From its opening frame, the film catches the eye and holds it. Four travelers in 1890s-dress sit in a skiff stealthily guided by servants, with the sound of the oars plashing over the dialogue. Two women draped in white, one veiled, present a vision of elegance: a haughty, restless beauty named Yellow Mary (Barbara-O) has returned to reconnect with her mother and island life, and the lovely young woman (Trula Hoosier) beside her stays silent but devoted—her role a mystery. A doughty missionary (Cheryl Lynn Bruce) lit out from the island for civilization and now returns to supervise her family’s exodus, and a bemused photographer (Tommy Hicks) comes along to document the experience. These four are about to enter a contained world with its own laws and history.

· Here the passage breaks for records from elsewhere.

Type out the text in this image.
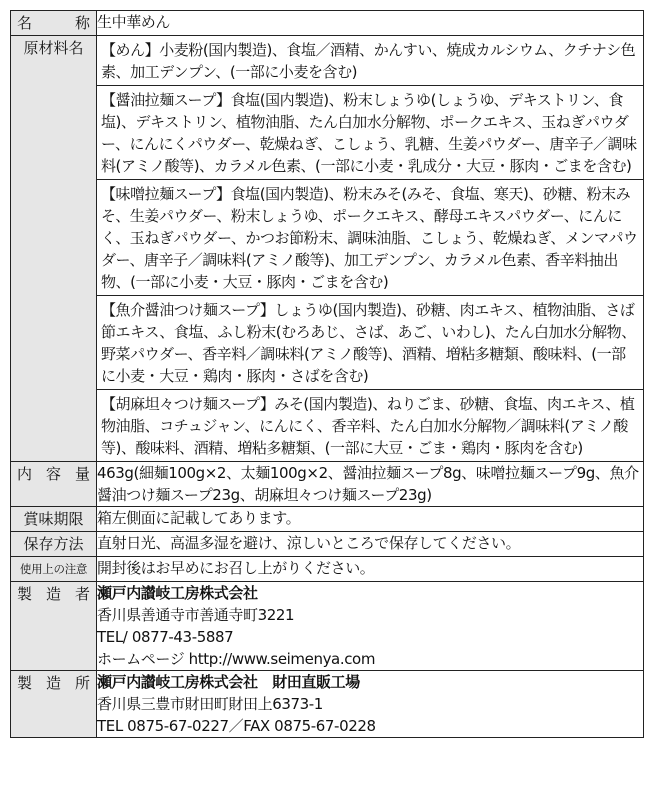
名 称	生中華めん
原材料名	【めん】小麦粉(国内製造)、食塩／酒精、かんすい、焼成カルシウム、クチナシ色素、加工デンプン、(一部に小麦を含む)
【醤油拉麺スープ】食塩(国内製造)、粉末しょうゆ(しょうゆ、デキストリン、食塩)、デキストリン、植物油脂、たん白加水分解物、ポークエキス、玉ねぎパウダー、にんにくパウダー、乾燥ねぎ、こしょう、乳糖、生姜パウダー、唐辛子／調味料(アミノ酸等)、カラメル色素、(一部に小麦・乳成分・大豆・豚肉・ごまを含む)
【味噌拉麺スープ】食塩(国内製造)、粉末みそ(みそ、食塩、寒天)、砂糖、粉末みそ、生姜パウダー、粉末しょうゆ、ポークエキス、酵母エキスパウダー、にんにく、玉ねぎパウダー、かつお節粉末、調味油脂、こしょう、乾燥ねぎ、メンマパウダー、唐辛子／調味料(アミノ酸等)、加工デンプン、カラメル色素、香辛料抽出物、(一部に小麦・大豆・豚肉・ごまを含む)
【魚介醤油つけ麺スープ】しょうゆ(国内製造)、砂糖、肉エキス、植物油脂、さば節エキス、食塩、ふし粉末(むろあじ、さば、あご、いわし)、たん白加水分解物、野菜パウダー、香辛料／調味料(アミノ酸等)、酒精、増粘多糖類、酸味料、(一部に小麦・大豆・鶏肉・豚肉・さばを含む)
【胡麻坦々つけ麺スープ】みそ(国内製造)、ねりごま、砂糖、食塩、肉エキス、植物油脂、コチュジャン、にんにく、香辛料、たん白加水分解物／調味料(アミノ酸等)、酸味料、酒精、増粘多糖類、(一部に大豆・ごま・鶏肉・豚肉を含む)

内 容 量	463g(細麺100g×2、太麺100g×2、醤油拉麺スープ8g、味噌拉麺スープ9g、魚介醤油つけ麺スープ23g、胡麻坦々つけ麺スープ23g)
賞味期限	箱左側面に記載してあります。
保存方法	直射日光、高温多湿を避け、涼しいところで保存してください。
使用上の注意	開封後はお早めにお召し上がりください。

製 造 者	瀬戸内讃岐工房株式会社
香川県善通寺市善通寺町3221
TEL/ 0877-43-5887
ホームページ http://www.seimenya.com

製 造 所	瀬戸内讃岐工房株式会社　財田直販工場
香川県三豊市財田町財田上6373-1
TEL 0875-67-0227／FAX 0875-67-0228
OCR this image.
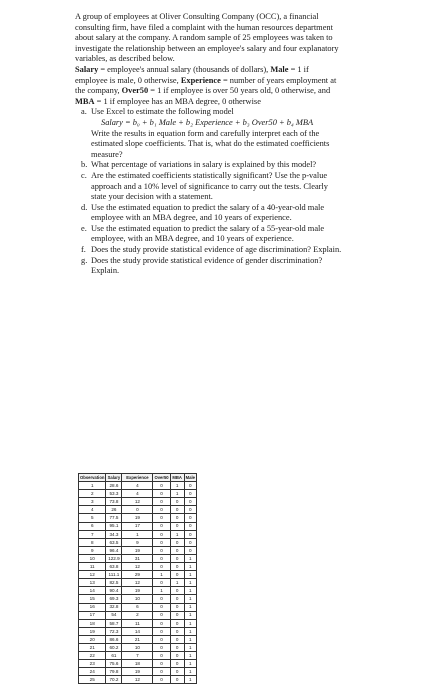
A group of employees at Oliver Consulting Company (OCC), a financial consulting firm, have filed a complaint with the human resources department about salary at the company. A random sample of 25 employees was taken to investigate the relationship between an employee's salary and four explanatory variables, as described below.

Salary = employee's annual salary (thousands of dollars), Male = 1 if employee is male, 0 otherwise, Experience = number of years employment at the company, Over50 = 1 if employee is over 50 years old, 0 otherwise, and MBA = 1 if employee has an MBA degree, 0 otherwise

a. Use Excel to estimate the following model
Salary = b₀ + b₁ Male + b₂ Experience + b₃ Over50 + b₄ MBA
Write the results in equation form and carefully interpret each of the estimated slope coefficients. That is, what do the estimated coefficients measure?
b. What percentage of variations in salary is explained by this model?
c. Are the estimated coefficients statistically significant? Use the p-value approach and a 10% level of significance to carry out the tests. Clearly state your decision with a statement.
d. Use the estimated equation to predict the salary of a 40-year-old male employee with an MBA degree, and 10 years of experience.
e. Use the estimated equation to predict the salary of a 55-year-old male employee, with an MBA degree, and 10 years of experience.
f. Does the study provide statistical evidence of age discrimination? Explain.
g. Does the study provide statistical evidence of gender discrimination? Explain.
Observation	Salary	Experience	Over50	MBA	Male
1	28.6	4	0	1	0
2	53.3	4	0	1	0
3	73.8	12	0	0	0
4	26	0	0	0	0
5	77.5	19	0	0	0
6	95.1	17	0	0	0
7	34.3	1	0	1	0
8	63.5	9	0	0	0
9	96.4	19	0	0	0
10	122.9	31	0	0	1
11	63.8	12	0	0	1
12	111.1	29	1	0	1
13	82.5	12	0	1	1
14	90.4	19	1	0	1
15	69.3	10	0	0	1
16	32.8	6	0	0	1
17	54	2	0	0	1
18	58.7	11	0	0	1
19	72.3	14	0	0	1
20	86.6	21	0	0	1
21	60.2	10	0	0	1
22	61	7	0	0	1
23	75.6	18	0	0	1
24	79.8	19	0	0	1
25	70.2	12	0	0	1
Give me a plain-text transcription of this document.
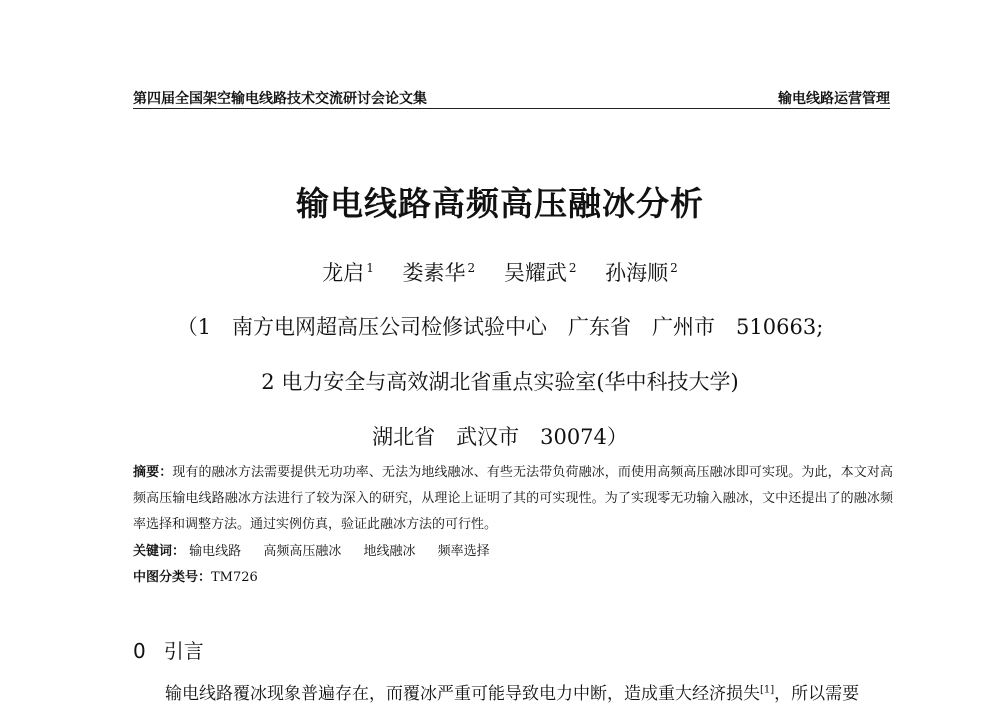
第四届全国架空输电线路技术交流研讨会论文集	输电线路运营管理
输电线路高频高压融冰分析
龙启 $^1$ 娄素华 $^2$ 吴耀武 $^2$ 孙海顺 $^2$
（1　南方电网超高压公司检修试验中心　广东省　广州市　510663;
2 电力安全与高效湖北省重点实验室(华中科技大学)
湖北省　武汉市　30074）
摘要：现有的融冰方法需要提供无功功率、无法为地线融冰、有些无法带负荷融冰，而使用高频高压融冰即可实现。为此，本文对高频高压输电线路融冰方法进行了较为深入的研究，从理论上证明了其的可实现性。为了实现零无功输入融冰，文中还提出了的融冰频率选择和调整方法。通过实例仿真，验证此融冰方法的可行性。
关键词： 输电线路 高频高压融冰 地线融冰 频率选择
中图分类号：TM726
0 引言
输电线路覆冰现象普遍存在，而覆冰严重可能导致电力中断，造成重大经济损失[1]，所以需要
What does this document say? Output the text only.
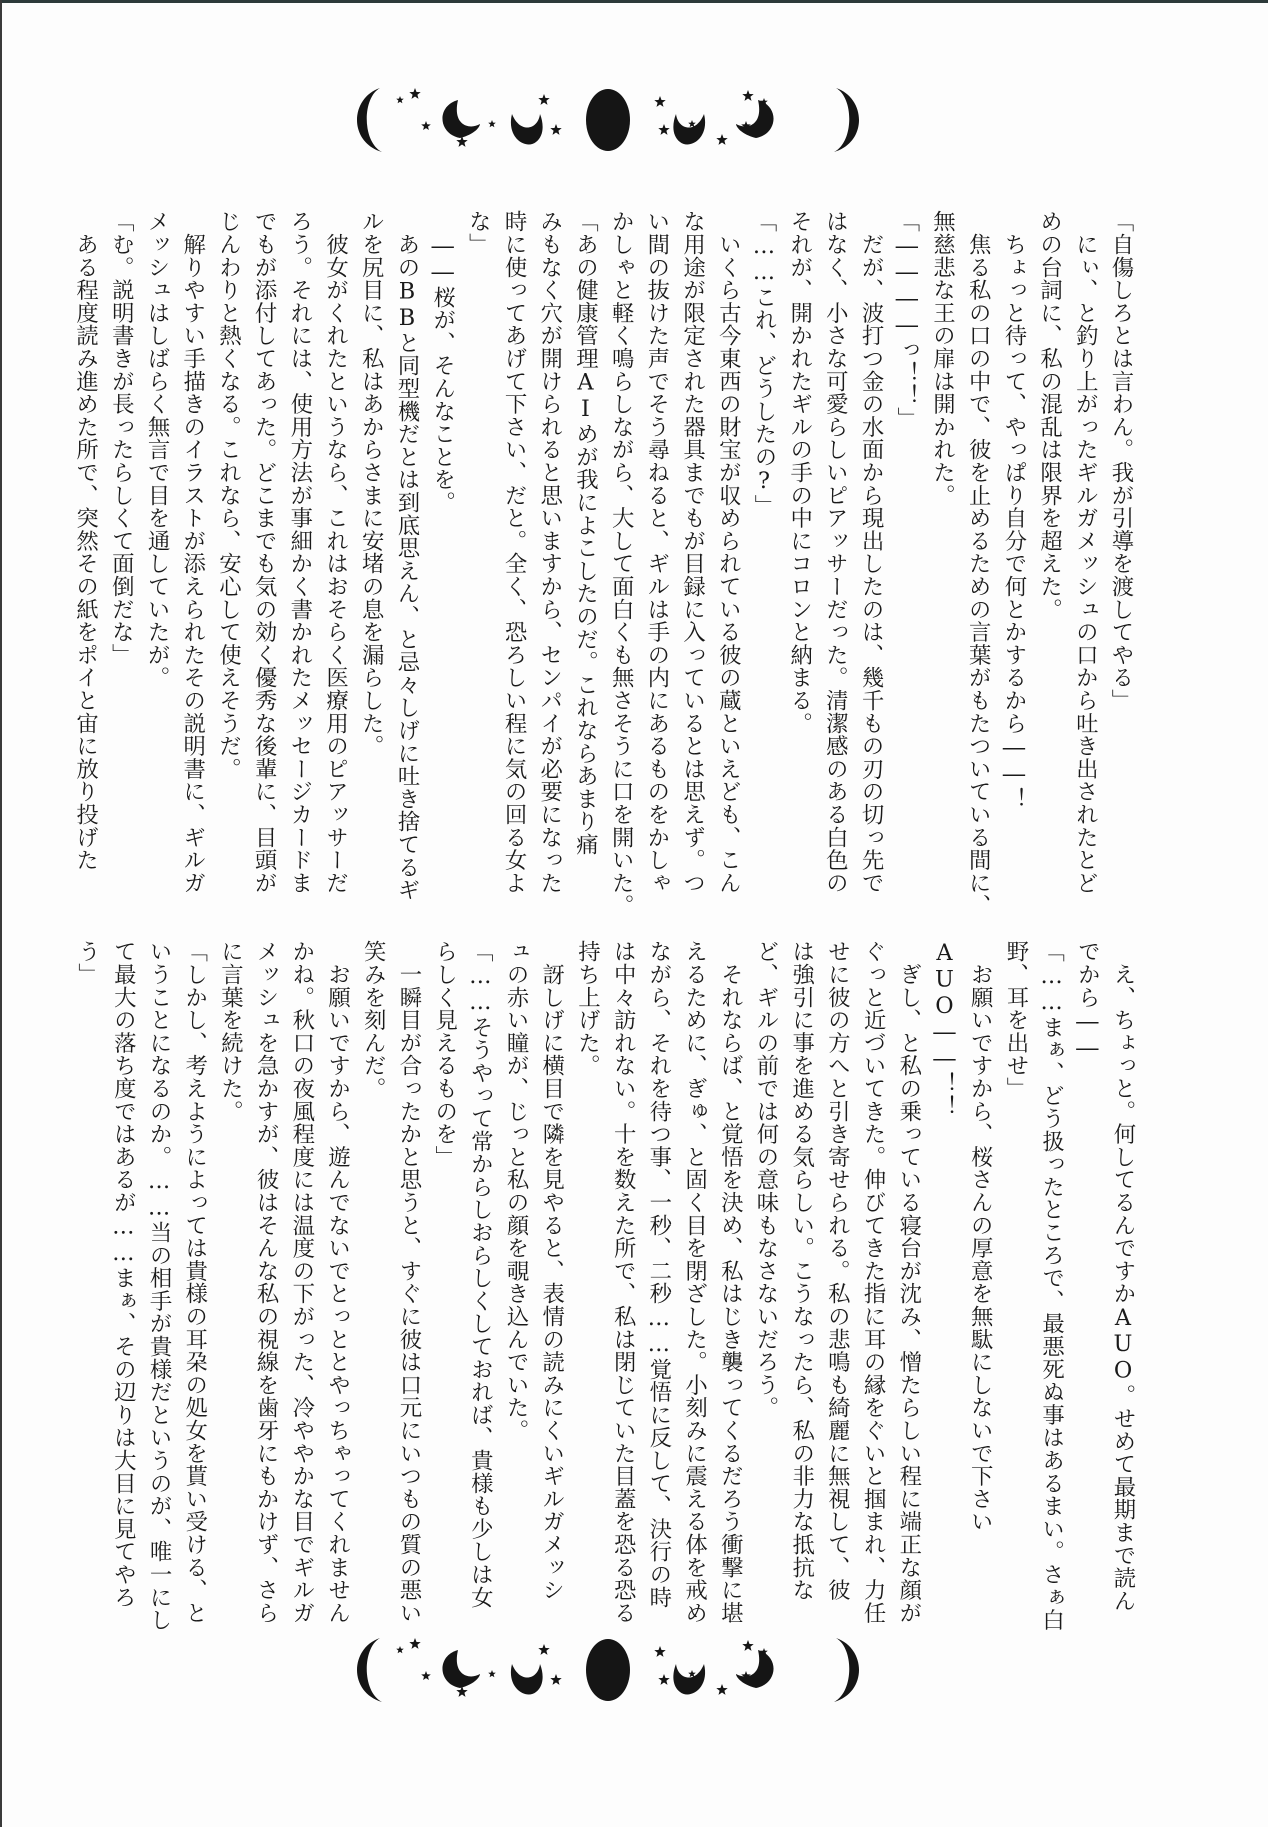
「自傷しろとは言わん。我が引導を渡してやる」
　にぃ、と釣り上がったギルガメッシュの口から吐き出されたとど
めの台詞に、私の混乱は限界を超えた。
　ちょっと待って、やっぱり自分で何とかするから――！
　焦る私の口の中で、彼を止めるための言葉がもたついている間に、
無慈悲な王の扉は開かれた。
「――――っ！！」
　だが、波打つ金の水面から現出したのは、幾千もの刃の切っ先で
はなく、小さな可愛らしいピアッサーだった。清潔感のある白色の
それが、開かれたギルの手の中にコロンと納まる。
「……これ、どうしたの?」
　いくら古今東西の財宝が収められている彼の蔵といえども、こん
な用途が限定された器具までもが目録に入っているとは思えず。つ
い間の抜けた声でそう尋ねると、ギルは手の内にあるものをかしゃ
かしゃと軽く鳴らしながら、大して面白くも無さそうに口を開いた。
「あの健康管理AIめが我によこしたのだ。これならあまり痛
みもなく穴が開けられると思いますから、センパイが必要になった
時に使ってあげて下さい、だと。全く、恐ろしい程に気の回る女よ
な」
　――桜が、そんなことを。
　あのBBと同型機だとは到底思えん、と忌々しげに吐き捨てるギ
ルを尻目に、私はあからさまに安堵の息を漏らした。
　彼女がくれたというなら、これはおそらく医療用のピアッサーだ
ろう。それには、使用方法が事細かく書かれたメッセージカードま
でもが添付してあった。どこまでも気の効く優秀な後輩に、目頭が
じんわりと熱くなる。これなら、安心して使えそうだ。
　解りやすい手描きのイラストが添えられたその説明書に、ギルガ
メッシュはしばらく無言で目を通していたが。
「む。説明書きが長ったらしくて面倒だな」
　ある程度読み進めた所で、突然その紙をポイと宙に放り投げた
　え、ちょっと。何してるんですかAUO。せめて最期まで読ん
でから――
「……まぁ、どう扱ったところで、最悪死ぬ事はあるまい。さぁ白
野、耳を出せ」
　お願いですから、桜さんの厚意を無駄にしないで下さい
AUO――！！
　ぎし、と私の乗っている寝台が沈み、憎たらしい程に端正な顔が
ぐっと近づいてきた。伸びてきた指に耳の縁をぐいと掴まれ、力任
せに彼の方へと引き寄せられる。私の悲鳴も綺麗に無視して、彼
は強引に事を進める気らしい。こうなったら、私の非力な抵抗な
ど、ギルの前では何の意味もなさないだろう。
　それならば、と覚悟を決め、私はじき襲ってくるだろう衝撃に堪
えるために、ぎゅ、と固く目を閉ざした。小刻みに震える体を戒め
ながら、それを待つ事、一秒、二秒……覚悟に反して、決行の時
は中々訪れない。十を数えた所で、私は閉じていた目蓋を恐る恐る
持ち上げた。
　訝しげに横目で隣を見やると、表情の読みにくいギルガメッシ
ュの赤い瞳が、じっと私の顔を覗き込んでいた。
「……そうやって常からしおらしくしておれば、貴様も少しは女
らしく見えるものを」
　一瞬目が合ったかと思うと、すぐに彼は口元にいつもの質の悪い
笑みを刻んだ。
　お願いですから、遊んでないでとっととやっちゃってくれません
かね。秋口の夜風程度には温度の下がった、冷ややかな目でギルガ
メッシュを急かすが、彼はそんな私の視線を歯牙にもかけず、さら
に言葉を続けた。
「しかし、考えようによっては貴様の耳朶の処女を貰い受ける、と
いうことになるのか。……当の相手が貴様だというのが、唯一にし
て最大の落ち度ではあるが……まぁ、その辺りは大目に見てやろ
う」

Upon the crew’s alighting on the island, we inhabit different points of view, let different voices and dialects enter our heads, and wander around beaches, marshes, and rustic homes. Weather-beaten, expressive faces establish a sense of period. Nana (Cora Lee Day), the clan matriarch, muses on her life in mesmerizing Gullah patois, then offers advice to her son-in-law, Eli (Adisa Anderson), about his troubled marriage, along with a stern lecture on the family’s history. Children in white tunics play, chant, and run free on windswept beaches. The family is close to nature and all its abundance, feasting on a picnic of crabs, corn, okra, and organic eggs more than a century before today’s foodie obsession.
Slavery, the Civil War, and racism shadow the community’s story. On a smaller scale, rifts, separation, and mistrust do, too. Arguments break out over whether to decamp the island or cling to familiar ways. In a movie alive with strong women, two face off, religious self-righteousness battling baleful resentment. (As the photographer, Hicks counters the roiling female energy with affable, relaxed masculinity.) Yellow Mary seems embroiled in conflicts one minute, detached and sauntering off with her companion the next. Like any family, this group has its grudges and its feuds. Some will play out, some will not, and for some we never really know the outcome.
Deep traces of Africa are imprinted through dance, song, and ritual. So are wisdom and tragedy. And so are less welcome touches of the early 1990s, such as jerky stop-motion sequences and John Barnes’s omnipresent score, sometimes soulful and thrilling, other times ripe with the spirit of another bygone John—John Tesh. The film can also be a little more static and declamatory than one might prefer. But for its languid pace and occasionally dated feel, Daughters of the Dust brings surprises with its final roundup of who stays and who goes. It even introduces an unexpected narrator who will emphasize the cycle of life and rebirth in the family. Change comes to the island, but along with the tides, we still retain a sense of eternity. In these times, that’s comfort to the soul.